How much cash is needed to get a good start on the goal of stopping aging by 2024 and demonstrating that it can be reversed by 2029? Kekich crunched numbers to come with a figure of a mere $63 million to jump start a future of perpetual youth. Of course some avenues are already being explored by well-funded biotech and pharmaceutical companies, e.g. calorie restriction mimetics like sirtuins. After batting around a few ideas, the group finally focused on a proposal by Bill Faloon to create a public life extension research company. The goal of the corporation would be raise money to invest specifically in companies that research technologies aiming to stop and reverse aging, not just treat diseases. The Manhattan Beach Project participants would seek to raise an initial $5 million before bringing the company to the public. Faloon and another participant committed a million dollars to the project. One idea was to call it MaxLife Capital, but my favorite proposed corporate moniker was Immortality, Inc.

* University of California, Riverside biochemist Stephen Spindler reported on his research seeking caloric restriction mimetics. He presented early results that show that some compounds, like cholesterol lowering statin drugs and the immune suppressant rapamycin, do seem to increase mouse lifespans. However, Spindler added that more is not necessarily better. Mice receiving combinations of compounds are not living any longer. The good news is that several major pharmaceutical companies are working on calorie restriction mimetics known as sirtuins.

* Michael Rose has produced fruit flies that live four times longer than normal, the human equivalent of being healthy at age 300. The Methuselah flies are more fecund and better at handling environmental stresses than are normal flies. Since fruit flies and humans share many similar genes, insights garnered from the genomics of long-lived flies are being used by Genescient LLC to develop anti-aging supplements for people. The company plans to release its first product in 2010. “In my world biological immortality is possible,” said Rose.




* William Andrews, head of Sierra Sciences (motto “Cure Aging or Die Trying”) talked about his company’s project to identify compounds that lengthen telomeres. Why do that? Telomeres are repeated sequences of DNA that cap the ends of chromosomes to keep them from unraveling and to keep them from binding to other chromosomes. At conception, telomeres are about 15,000 repeats long. Each time a cell divides it loses about 100 repeats, growing ever shorter. When the repeats get short enough, cells generally receive a signal that tells them to die. Andrews argues that telomeres control aging in cells and thus control aging in us. A new study this month reports that centenarians have longer telomeres than controls do.

* The goal of Sierra Sciences is to develop compounds that will reactivate telomerase in somatic cells to stop telomere shortening. After screening more than 160,000 compounds, Sierra has come up with 33 that activate telomerase and lengthen telomeres. “This would be the biggest thing to hit the planet, if we can turn these into drugs,’ said Andrews. Also represented at the summit was TA Sciences which manufactures a telomerase activator as a supplement called TA 65, which is derived from the astragalus plant. Cost? A mere $8,000 for a six month supply.

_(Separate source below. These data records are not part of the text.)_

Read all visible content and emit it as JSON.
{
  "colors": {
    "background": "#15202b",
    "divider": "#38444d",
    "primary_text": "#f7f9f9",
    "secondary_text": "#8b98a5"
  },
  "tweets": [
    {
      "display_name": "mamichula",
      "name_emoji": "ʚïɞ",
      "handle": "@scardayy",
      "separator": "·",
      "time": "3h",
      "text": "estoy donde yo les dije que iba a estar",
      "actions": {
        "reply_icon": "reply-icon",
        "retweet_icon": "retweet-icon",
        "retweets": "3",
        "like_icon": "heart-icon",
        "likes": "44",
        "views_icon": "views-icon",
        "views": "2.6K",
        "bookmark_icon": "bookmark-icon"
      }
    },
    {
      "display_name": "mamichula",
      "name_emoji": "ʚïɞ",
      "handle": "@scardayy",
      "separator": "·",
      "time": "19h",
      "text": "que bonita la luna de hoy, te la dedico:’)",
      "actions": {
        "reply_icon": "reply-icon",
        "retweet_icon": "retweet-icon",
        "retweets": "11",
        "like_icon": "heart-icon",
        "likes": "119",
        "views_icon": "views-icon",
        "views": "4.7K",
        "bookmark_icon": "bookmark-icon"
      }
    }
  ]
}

* Former biotech company founder Robert Bradbury proposed that the accumulation of misrepaired double strand breaks in the DNA that makes up our genes as a significant cause of aging. By age 70, each cell averages several thousand double strand breaks. However, some cells are unscathed by these breaks. Bradbury is developing techniques to identify these “pristine stem cells” which he believes may be used to grow new organs and tissues to replace damaged or old ones.

* Theoretical biogerontologist, Aubrey de Grey, the founder of the SENS Foundation and the Methuselah Foundation, is the energizer bunny of anti-aging scientific research and advocacy. SENS stands for Strategies for Engineered Negligible Senescence, which De Grey defines as “an integrated set of medical techniques designed to restore youthful molecular and cellular structure to aged tissues and organs.”